Real estate prices in Dubai have taken a -10% hit for villas and a -9% hit for apartments. The region is increasingly pressured by lower oil prices, which has seen the government turn to its reserves and reduce expenditure. The Dubai property sector has also taken a hit as investors, hit too by currency fluctuations, reign in spending and turn to lower cost housing.
In the new report from Deloitte, the accounting and consulting firm considers the state of the United Arab Emirates’ economic position following the global downturn in commodity prices, as well as the wider effects the slowdown has on a range of real estate sectors, from private property sales to commercial buildings in Dubai.
The United Arab Emirates has enjoyed robust growth in recent years even while world economic growth languished. In 2014, at the start of the steep fall in oil price, the economy grew by around 4.5%, falling to around 3.5% in 2015. Relatively low growth is not projected to continue, however, with 2016 forming a dip of around 3% before the region’s economy grows to around 4% by 2018. The fall in commodity prices, particularly oil, coupled with a slowdown in China are implicated in the region’s slowdown.

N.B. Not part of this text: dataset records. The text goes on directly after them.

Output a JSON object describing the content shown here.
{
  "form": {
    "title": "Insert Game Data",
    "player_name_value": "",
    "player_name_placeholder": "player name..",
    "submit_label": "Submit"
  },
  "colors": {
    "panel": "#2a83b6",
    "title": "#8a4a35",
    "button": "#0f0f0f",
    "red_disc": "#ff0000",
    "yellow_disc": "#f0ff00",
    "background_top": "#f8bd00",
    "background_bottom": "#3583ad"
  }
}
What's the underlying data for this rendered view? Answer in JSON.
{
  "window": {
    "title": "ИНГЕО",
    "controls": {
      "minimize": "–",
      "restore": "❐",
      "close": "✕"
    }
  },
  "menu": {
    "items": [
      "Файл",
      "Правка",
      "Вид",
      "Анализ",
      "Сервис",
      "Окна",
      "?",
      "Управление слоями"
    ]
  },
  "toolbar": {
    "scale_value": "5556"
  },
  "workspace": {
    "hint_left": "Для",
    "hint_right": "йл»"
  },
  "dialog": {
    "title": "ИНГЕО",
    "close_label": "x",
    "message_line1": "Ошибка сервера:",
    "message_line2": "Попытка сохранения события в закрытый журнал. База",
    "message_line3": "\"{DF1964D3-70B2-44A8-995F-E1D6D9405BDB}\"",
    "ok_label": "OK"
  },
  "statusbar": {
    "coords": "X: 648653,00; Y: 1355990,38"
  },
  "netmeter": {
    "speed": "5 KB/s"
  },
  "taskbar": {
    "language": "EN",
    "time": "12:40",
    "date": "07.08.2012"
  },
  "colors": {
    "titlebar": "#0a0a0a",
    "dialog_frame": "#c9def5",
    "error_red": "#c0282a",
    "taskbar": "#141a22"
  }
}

The fall in oil price has, however, had a knock on effect on the UAE’s budget, which fell to -2.5% in 2015 and is likely, assuming a spot price of $51 per barrel of oil, to hover around balanced this year. In the coming years, assuming a slight uptick in oil spot prices, the UAE will be able to again enter the black. The period of lower than projected commodity prices, has caused a considerable hit to central bank government deposits, which fell around 20% last year between April and October. The regions’ governments, among others, need to dip into reserves, as well as decrease depositing due to lower incomes, may place downward pressure on liquidity and increase in the cost of borrowing.
The research found that the average sale price for both apartments and villas across Dubai saw a decline in 2015, villas fell by around -10% and apartments by around -9%. The analysts cite a number of factors as contributing to the slowdown. One factor was a correction to previous years’ high property price growth, which hit 24% in 2013 and 14% in 2014. Another change has been the lower oil price, reducing the fund available for new property as well as dampening interest in the UAE. Furthermore, higher US dollar prices have pushed up the UAE dirham, due to it being pegged to the dollar, affecting buyers with currencies that have suffered relative devaluation.
In terms of value, the largest drop between 2014 and 2015 was in the 2 million to 4 million category, whose share of total sales transactions fell from 23% to 16%. The 4 to 6 million category saw a drop of 2%, while the 6 million plus category saw a 1% fall. The gains were made in the up to 2 million category, which saw sales jump from 68% to 77%.
While lower commodity prices and general instability within the global markets contributed to prices in Dubai’s property market falling, the market is also entering a more mature phase, which is likely to see the end to growth spurts and another year of declines. The authors note that, “Data for the first six months of 2016 shows that residential sale prices have continued to decline in Dubai. Prices for Palm Jumeirah apartments declined by 3.8% between January 2016 and June 2016, while prices for Downtown apartments declined by 1.8% over the same period. Year on year data indicates that overall, residential sales prices in Dubai declined by 3.8% between June 2015 and June 2016.”